HGS Africa Conference International Dinner
Important! Please do not create a duplicate login if you already have one. If you have forgotten your password click the "Request new password" tab above to reset your password.
In order to register, please click login to either sign in to an existing account or create a user profile. Go to the HGS home page and login with your user name and password and then return to this page in order to register as a member or guest of a member. For help registering contact the HGS office or email firstname.lastname@example.org. Thank you!
This month's HGS International Dinner is part of the HGS-PESGB Africa Conference! Please click below to register through the Africa Conference event page. Once there, you have the option to register for only this networking reception & dinner OR join us for the entire conference!

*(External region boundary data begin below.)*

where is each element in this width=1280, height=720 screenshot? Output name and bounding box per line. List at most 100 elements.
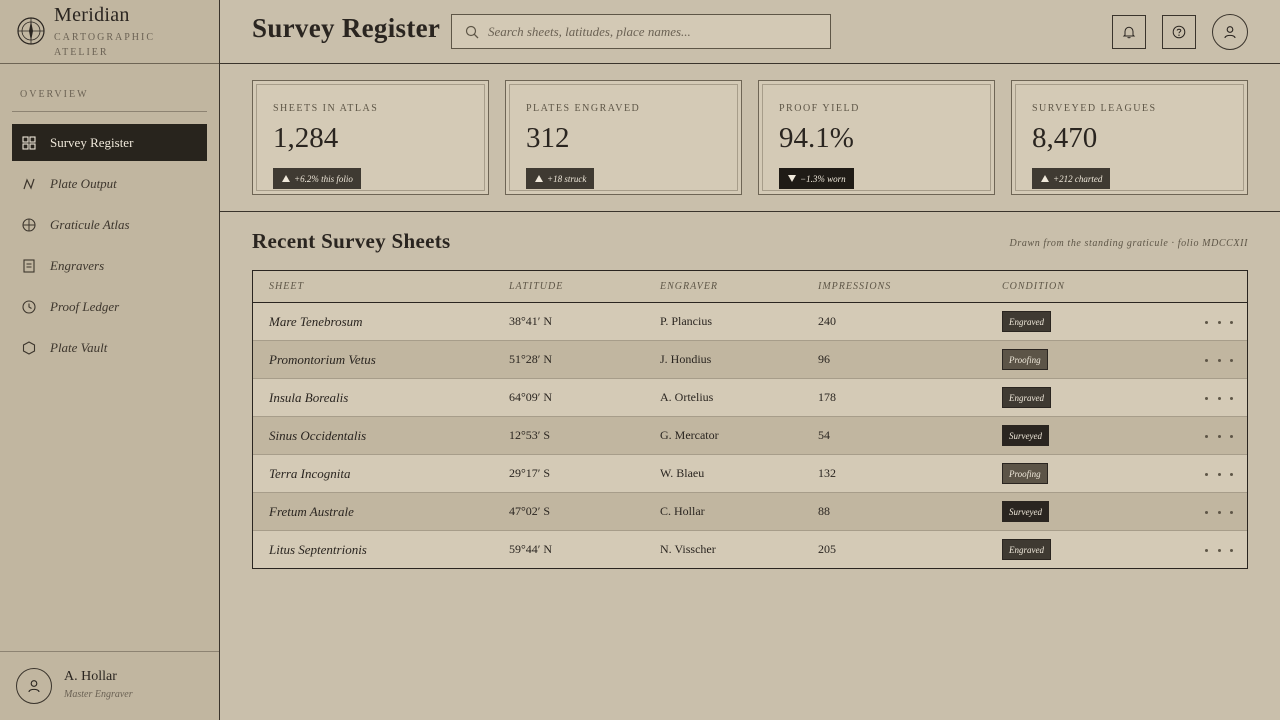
engraver-name: P. Plancius [660,314,713,328]
dot-icon [1205,396,1208,400]
stat-value: 312 [526,122,570,154]
dot-icon [1205,320,1208,324]
sidebar-item-label: Plate Output [50,175,117,191]
dot-icon [1230,548,1233,552]
latitude-value: 29°17′ S [509,466,551,480]
impressions-value: 132 [818,466,836,480]
compass-rose-icon [17,17,45,45]
stat-delta-badge: +212 charted [1032,168,1111,189]
sheet-name[interactable]: Fretum Australe [269,504,354,520]
stat-label: PLATES ENGRAVED [526,103,641,114]
sheet-name[interactable]: Sinus Occidentalis [269,428,366,444]
sheet-name[interactable]: Insula Borealis [269,390,348,406]
row-actions-button[interactable] [1205,429,1233,443]
table-row[interactable]: Promontorium Vetus 51°28′ N J. Hondius 96 Pr… [253,341,1247,379]
sheet-name[interactable]: Litus Septentrionis [269,542,367,558]
impressions-value: 96 [818,352,830,366]
sidebar-item-engravers[interactable]: Engravers [12,247,207,284]
table-row[interactable]: Mare Tenebrosum 38°41′ N P. Plancius 240 Eng… [253,303,1247,341]
brand-subtitle: CARTOGRAPHIC ATELIER [54,32,156,58]
dot-icon [1205,472,1208,476]
stat-card-leagues: SURVEYED LEAGUES 8,470 +212 charted [1011,80,1248,195]
row-actions-button[interactable] [1205,543,1233,557]
trend-up-icon [282,175,290,182]
sidebar-item-label: Proof Ledger [50,298,120,314]
section-title: Recent Survey Sheets [252,229,451,253]
document-icon [22,258,36,273]
dot-icon [1217,548,1221,552]
stat-delta: +18 struck [547,173,587,184]
dot-icon [1230,396,1233,400]
row-actions-button[interactable] [1205,315,1233,329]
sidebar-item-label: Graticule Atlas [50,216,130,232]
dot-icon [1230,472,1233,476]
trend-up-icon [535,175,543,182]
section-note: Drawn from the standing graticule · foli… [1009,238,1248,249]
nav-divider [12,111,207,112]
notifications-button[interactable] [1112,15,1146,49]
survey-sheets-table: SHEET LATITUDE ENGRAVER IMPRESSIONS COND… [252,270,1248,569]
row-actions-button[interactable] [1205,467,1233,481]
table-row[interactable]: Terra Incognita 29°17′ S W. Blaeu 132 Proofi… [253,455,1247,493]
column-header[interactable]: IMPRESSIONS [818,281,891,292]
column-header[interactable]: LATITUDE [509,281,563,292]
sidebar-item-survey-register[interactable]: Survey Register [12,124,207,161]
dot-icon [1230,320,1233,324]
sidebar-item-plate-output[interactable]: Plate Output [12,165,207,202]
user-profile[interactable]: A. Hollar Master Engraver [0,651,219,720]
latitude-value: 59°44′ N [509,542,553,556]
sheet-name[interactable]: Terra Incognita [269,466,351,482]
sidebar-item-graticule-atlas[interactable]: Graticule Atlas [12,206,207,243]
table-header: SHEET LATITUDE ENGRAVER IMPRESSIONS COND… [253,271,1247,303]
condition-badge: Surveyed [1002,501,1049,522]
nav-section-label: OVERVIEW [20,89,89,100]
engraver-name: N. Visscher [660,542,716,556]
row-actions-button[interactable] [1205,505,1233,519]
row-actions-button[interactable] [1205,353,1233,367]
dot-icon [1217,396,1221,400]
top-bar: Survey Register [220,0,1280,64]
search-box[interactable] [451,14,831,49]
sidebar-item-proof-ledger[interactable]: Proof Ledger [12,288,207,325]
sidebar-item-label: Survey Register [50,134,134,150]
column-header[interactable]: SHEET [269,281,304,292]
table-row[interactable]: Litus Septentrionis 59°44′ N N. Visscher 20… [253,531,1247,569]
stat-card-plates: PLATES ENGRAVED 312 +18 struck [505,80,742,195]
impressions-value: 54 [818,428,830,442]
stat-delta: +212 charted [1053,173,1103,184]
account-button[interactable] [1212,14,1248,50]
trend-up-icon [1041,175,1049,182]
trend-down-icon [788,175,796,182]
latitude-value: 64°09′ N [509,390,553,404]
card-frame: SHEETS IN ATLAS 1,284 +6.2% this folio [256,84,485,191]
avatar[interactable] [16,668,52,704]
sidebar-item-plate-vault[interactable]: Plate Vault [12,329,207,366]
search-input[interactable] [488,23,808,40]
column-header[interactable]: ENGRAVER [660,281,718,292]
user-icon [1224,26,1236,39]
stat-delta-badge: +18 struck [526,168,595,189]
dot-icon [1217,472,1221,476]
help-button[interactable] [1162,15,1196,49]
grid-icon [22,135,36,150]
condition-badge: Proofing [1002,463,1048,484]
dot-icon [1205,548,1208,552]
stat-delta: +6.2% this folio [294,173,353,184]
condition-badge: Engraved [1002,311,1051,332]
sheet-name[interactable]: Promontorium Vetus [269,352,376,368]
user-icon [28,680,40,693]
stat-delta-badge: +6.2% this folio [273,168,361,189]
stats-row: SHEETS IN ATLAS 1,284 +6.2% this folio P… [220,64,1280,212]
sheet-name[interactable]: Mare Tenebrosum [269,314,363,330]
dot-icon [1230,434,1233,438]
latitude-value: 12°53′ S [509,428,551,442]
profile-role: Master Engraver [64,689,133,700]
dot-icon [1217,320,1221,324]
table-row[interactable]: Fretum Australe 47°02′ S C. Hollar 88 Survey… [253,493,1247,531]
table-row[interactable]: Sinus Occidentalis 12°53′ S G. Mercator 54 S… [253,417,1247,455]
stat-label: SHEETS IN ATLAS [273,103,379,114]
column-header[interactable]: CONDITION [1002,281,1065,292]
dot-icon [1230,510,1233,514]
table-row[interactable]: Insula Borealis 64°09′ N A. Ortelius 178 Eng… [253,379,1247,417]
row-actions-button[interactable] [1205,391,1233,405]
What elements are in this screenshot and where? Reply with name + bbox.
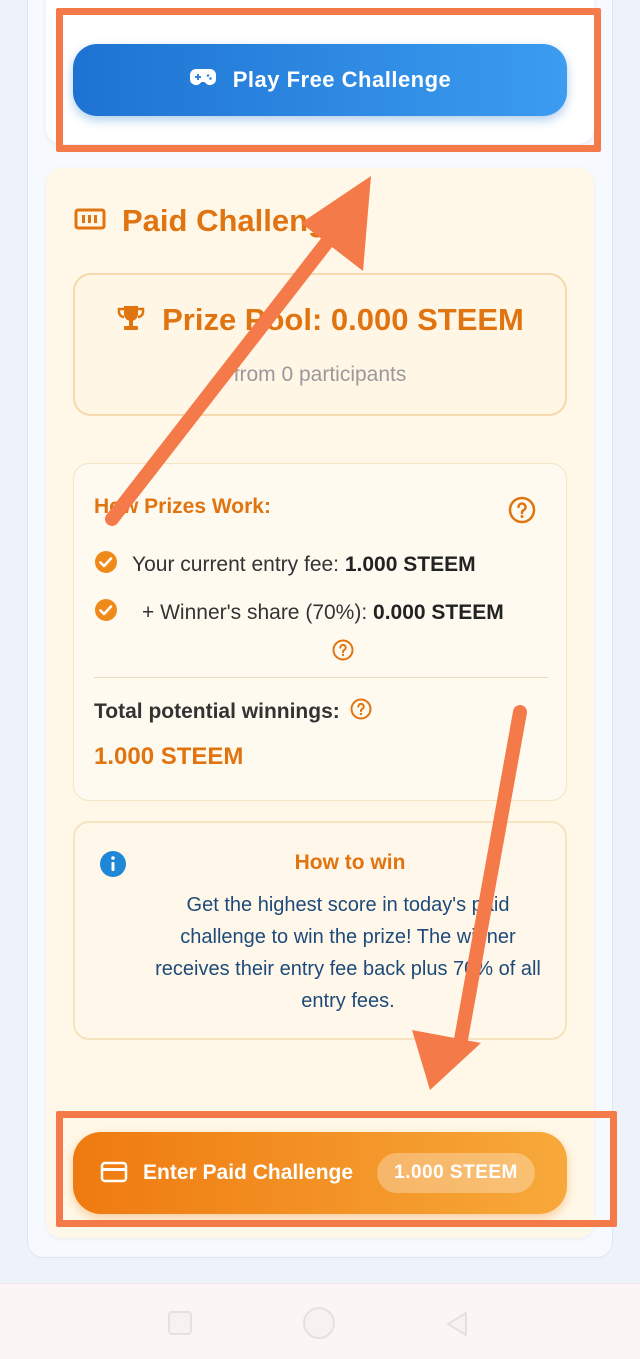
- paid-challenge-header: Paid Challenge: [74, 198, 344, 244]
- total-winnings-row: Total potential winnings:: [94, 698, 372, 726]
- help-icon[interactable]: [508, 496, 536, 529]
- winner-share-row: + Winner's share (70%): 0.000 STEEM: [94, 598, 504, 628]
- ticket-icon: [74, 208, 106, 235]
- check-circle-icon: [94, 550, 118, 580]
- recent-apps-icon[interactable]: [168, 1311, 192, 1335]
- how-to-win-title: How to win: [294, 851, 406, 874]
- winner-share-value: 0.000 STEEM: [373, 601, 504, 624]
- back-icon[interactable]: [444, 1310, 470, 1343]
- highlight-frame-paid: [56, 1111, 617, 1227]
- trophy-icon: [116, 303, 146, 338]
- prize-pool-amount: Prize Pool: 0.000 STEEM: [162, 302, 524, 337]
- help-icon[interactable]: [350, 698, 372, 726]
- highlight-frame-free: [56, 8, 601, 152]
- system-navigation-bar: [0, 1283, 640, 1359]
- winner-share-label: + Winner's share (70%):: [142, 601, 368, 624]
- divider: [94, 677, 548, 678]
- how-to-win-text: Get the highest score in today's paid ch…: [155, 894, 541, 1012]
- help-icon[interactable]: [332, 639, 354, 666]
- entry-fee-label: Your current entry fee:: [132, 553, 340, 576]
- how-to-win-box: How to win Get the highest score in toda…: [73, 821, 567, 1040]
- check-circle-icon: [94, 598, 118, 628]
- home-icon[interactable]: [303, 1307, 335, 1339]
- total-winnings-value: 1.000 STEEM: [94, 743, 244, 770]
- total-winnings-label: Total potential winnings:: [94, 700, 340, 723]
- entry-fee-row: Your current entry fee: 1.000 STEEM: [94, 550, 476, 580]
- prize-pool-box: Prize Pool: 0.000 STEEM from 0 participa…: [73, 273, 567, 416]
- entry-fee-value: 1.000 STEEM: [344, 553, 476, 576]
- paid-challenge-title: Paid Challenge: [122, 203, 345, 238]
- how-prizes-work-title: How Prizes Work:: [94, 495, 271, 518]
- how-prizes-work-box: How Prizes Work: Your current entry fee:…: [73, 463, 567, 801]
- participants-count: from 0 participants: [233, 363, 407, 386]
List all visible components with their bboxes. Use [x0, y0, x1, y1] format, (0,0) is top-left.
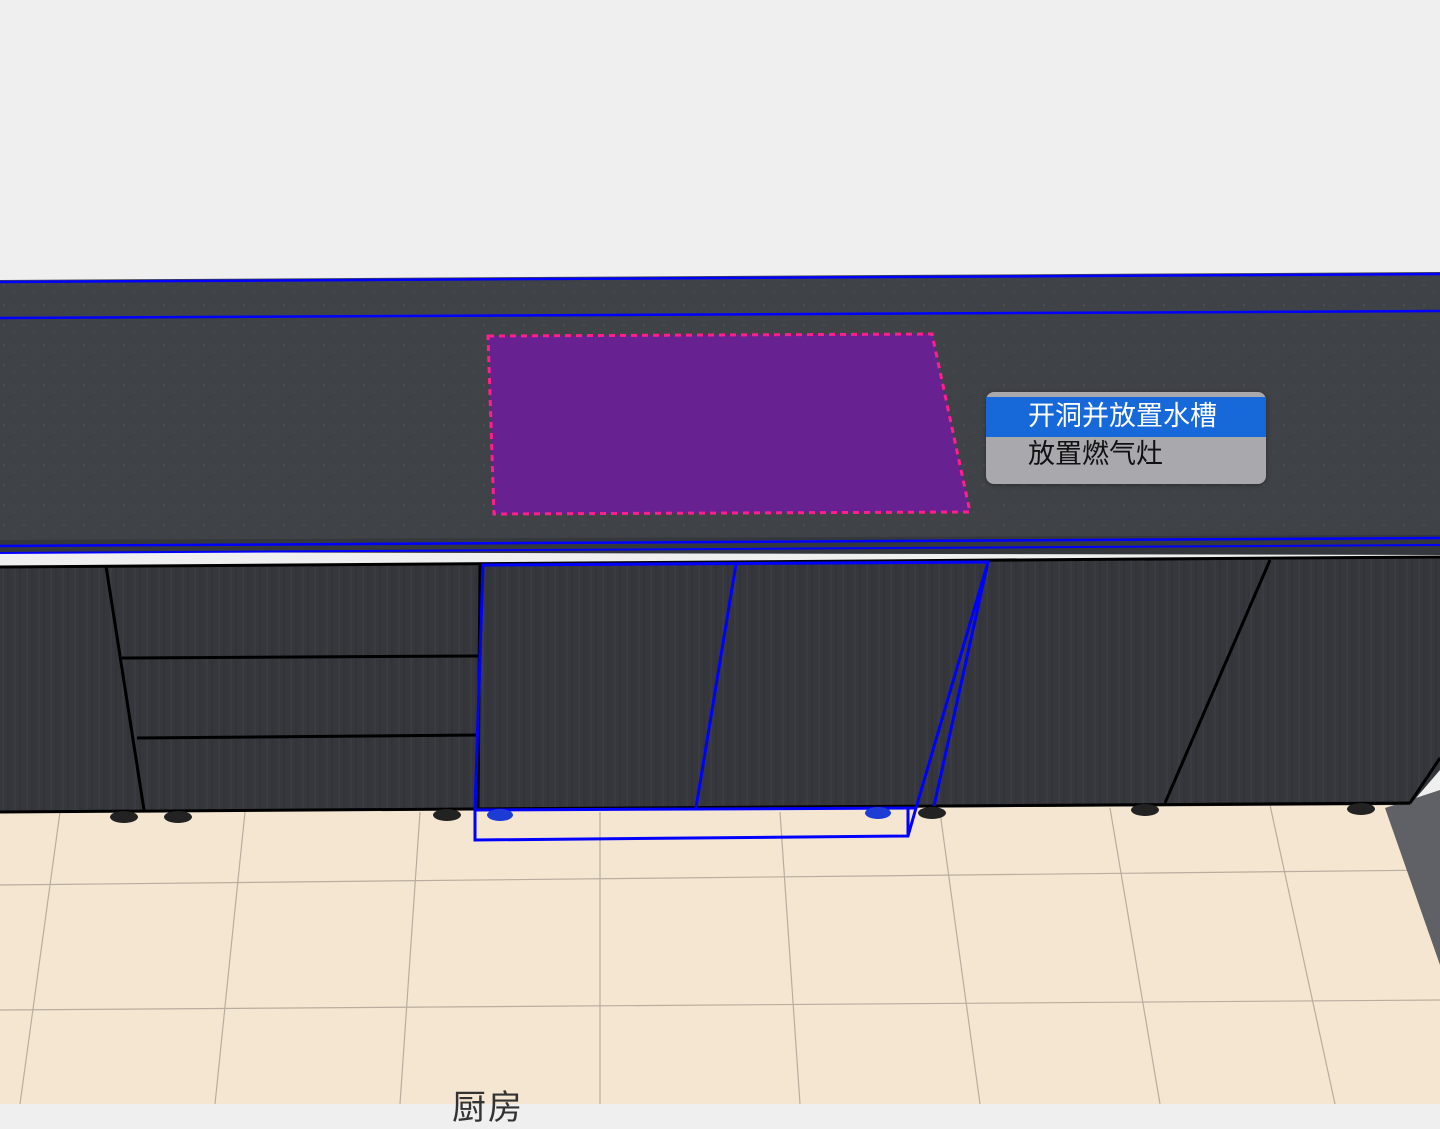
- menu-item-cut-hole-place-sink[interactable]: 开洞并放置水槽: [986, 397, 1266, 437]
- room-label: 厨房: [452, 1088, 524, 1128]
- 3d-kitchen-viewport[interactable]: [0, 0, 1440, 1104]
- base-cabinets[interactable]: [0, 555, 1440, 842]
- context-menu: 开洞并放置水槽 放置燃气灶: [986, 392, 1266, 484]
- menu-item-place-gas-stove[interactable]: 放置燃气灶: [986, 435, 1266, 475]
- sink-placement-region[interactable]: [486, 332, 972, 516]
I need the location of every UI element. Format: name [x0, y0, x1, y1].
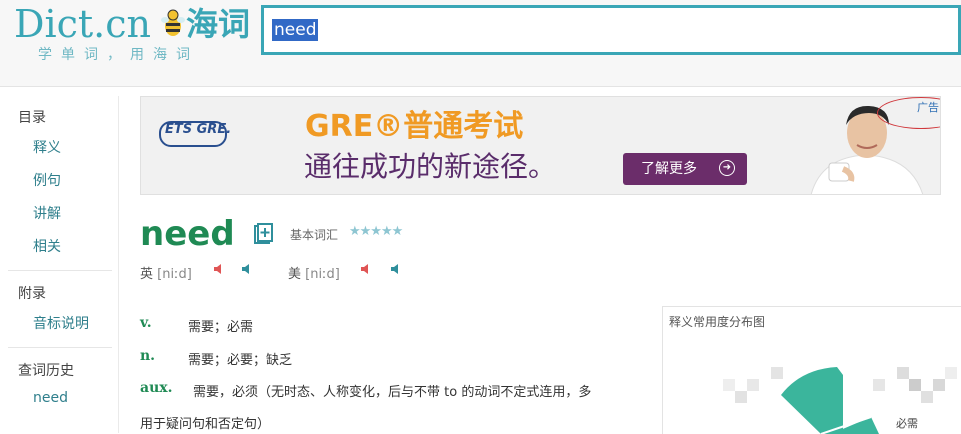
definition-text-continuation: 用于疑问句和否定句）: [140, 417, 271, 432]
sidebar-heading-contents: 目录: [18, 110, 46, 126]
speaker-red-icon[interactable]: [359, 262, 373, 276]
sidebar-divider: [118, 96, 119, 433]
search-input[interactable]: need: [261, 5, 961, 55]
definition-pos: n.: [140, 348, 156, 364]
sidebar-separator: [8, 270, 112, 271]
speaker-blue-icon[interactable]: [240, 262, 254, 276]
arrow-right-icon: ➜: [719, 160, 735, 176]
pron-uk-phonetic: [niːd]: [157, 267, 192, 282]
ad-learn-more-button[interactable]: 了解更多 ➜: [623, 153, 747, 185]
bee-mascot-icon: [161, 9, 185, 36]
speaker-blue-icon[interactable]: [389, 262, 403, 276]
search-input-value[interactable]: need: [272, 19, 319, 41]
pron-us-label: 美: [288, 267, 302, 282]
ad-subtitle: 通往成功的新途径。: [304, 150, 557, 183]
word-level-stars: ★★★★★: [349, 224, 403, 239]
ets-gre-logo: ETS GRE.: [165, 122, 232, 137]
sidebar-item-explanation[interactable]: 讲解: [33, 203, 61, 223]
sidebar-item-examples[interactable]: 例句: [33, 170, 61, 190]
logo-text: Dict.cn: [14, 2, 152, 46]
sidebar-item-phonetic-notes[interactable]: 音标说明: [33, 313, 89, 333]
sidebar-item-related[interactable]: 相关: [33, 236, 61, 256]
definition-pos: v.: [140, 315, 152, 331]
definition-text: 需要，必须（无时态、人称变化，后与不带 to 的动词不定式连用，多: [193, 385, 592, 400]
pron-us-phonetic: [niːd]: [305, 267, 340, 282]
ad-label: 广告: [917, 101, 939, 114]
sidebar-separator: [8, 347, 112, 348]
pie-slice-label: 必需: [896, 417, 918, 430]
speaker-red-icon[interactable]: [212, 262, 226, 276]
sidebar-item-definitions[interactable]: 释义: [33, 137, 61, 157]
header: Dict.cn 海词 学单词，用海词 need: [0, 0, 961, 87]
definition-text: 需要；必要；缺乏: [188, 353, 293, 368]
word-level-label: 基本词汇: [290, 228, 339, 242]
ad-button-label: 了解更多: [641, 161, 697, 177]
definition-text: 需要；必需: [188, 320, 254, 335]
usage-panel-title: 释义常用度分布图: [669, 315, 766, 329]
pron-us: 美 [niːd]: [288, 263, 340, 282]
logo-tagline: 学单词，用海词: [38, 47, 199, 63]
gre-ad-banner[interactable]: ETS GRE. GRE®普通考试 通往成功的新途径。 了解更多 ➜ 广告: [140, 96, 941, 195]
definition-pos: aux.: [140, 380, 173, 396]
pron-uk-label: 英: [140, 267, 154, 282]
headword: need: [140, 214, 235, 254]
pron-uk: 英 [niːd]: [140, 263, 192, 282]
sidebar: 目录 释义 例句 讲解 相关 附录 音标说明 查词历史 need: [0, 96, 120, 433]
usage-pie-chart: [781, 367, 879, 434]
logo-cn-text: 海词: [186, 5, 251, 43]
add-to-wordbook-icon[interactable]: [253, 223, 273, 245]
sidebar-heading-history: 查词历史: [18, 363, 74, 379]
history-item[interactable]: need: [33, 390, 68, 406]
dictcn-logo[interactable]: Dict.cn 海词 学单词，用海词: [14, 2, 264, 66]
sidebar-heading-appendix: 附录: [18, 286, 46, 302]
ad-title: GRE®普通考试: [305, 109, 524, 144]
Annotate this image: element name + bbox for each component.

Niger Delta. West of Shetland. Campos-Santos basins. Gulf of Mexico. All testing grounds for our understanding of deep-water sedimentary systems. High risk. High pressure. High temperature. High rates. Decades of high production. Low maintenance. Low environmental and carbon footprint. The discoveries in these offshore regions around the 1980s prompted explorers to think: “Where else in the world can large oil fields with high-quality turbidite reservoirs be found?” In this way, deepwater became a target to pursue on a global scale (Fremin et al., 2022; Sears et al., 2022).
Recent, large discoveries in frontier settings offshore Africa (and the conjugates) have bolstered a positive trajectory for the deepwater creaming curve (Fig. 1 – Minken et al., 2022). The industry is in a deepwater renaissance, with the curve not showing signs of flattening. Not only have these discoveries increased the deepwater resource base, but they have also called into question the turbidite paradigm that persisted in exploration workflows since the final third of the 20th century.
Before the large African discoveries in the early 21st century, the search for conventional turbidite reservoirs promoted a singular focus on deep-water sediment transport and depositional models dominated by downslope processes. Turbidites, debrites and transitional flow deposits were interpreted to be responsible for diverse submarine fan depositional systems comprised of elegantly interconnected canyon, channel, levee, splay and overbank environments. Today, along-slope as well as downslope (i.e., turbidity current) processes are interpreted to sculpt the modern seafloor (Fig. 2 – Rotzien et al., 2022; Hernández-Molina et al., 2022). Ancient stratigraphic successions in revered outcrops such as the Annot Sandstone (Grès d’Annot) in France also reveal evidence of along-slope sediment transport and deposition. In response, wildcatters and academic researchers alike have refreshed interpretations and depositional models to communicate new observations on mixed deep-water sedimentary systems to scientific and industry communities as oil price remains high in the near term.
This presentation focuses on deep-water sedimentary processes and deposits, their predictive attributes and their 3D heterogeneity. While much of the global knowledge on deepwater has been generated through decades of oil and gas drilling, a firm understanding of deep-water sedimentary processes is essential for many offshore endeavors that take place in the water column, at the seabed, and into the subsurface, as well as onshore projects that involve deep-water sedimentary intervals. Professionals and students in the fields of oil and gas exploration and production, carbon capture, use and sequestration, geothermal, wind, solar, aquaculture, mining, military, insurance and government are invited to attend this discussion on the past, present and future of deepwater.
Figure 1. Global resource curve for deepwater siliciclastic reservoirs. Modified from Minken et al. (2022).
Figure 2. Marine and deep marine processes and deposits drawn by F. J. Hernández-Molina in Rotzien et al. (2022).
Jon Rotzien is President of Basin Dynamics and Adjunct Professor at University of Houston. He specializes in reservoir presence and quality forecasting in conventional and unconventional drilling programs. Prior to his present posts, he served BP and other supermajor and independent operators in a variety of basins and petroleum reservoir technical training programs. As a business owner and scientist, Rotzien has participated in oil and gas exploratory to development drilling, mapping expeditions, technical competency training and consulting and has served as lead geologist in about one-third of those ventures. He is currently serving as Chair of the Houston Explorers Club. Rotzien received a Ph.D. in Geological Sciences from Stanford University and a B.A. degree in Geology from Colorado College.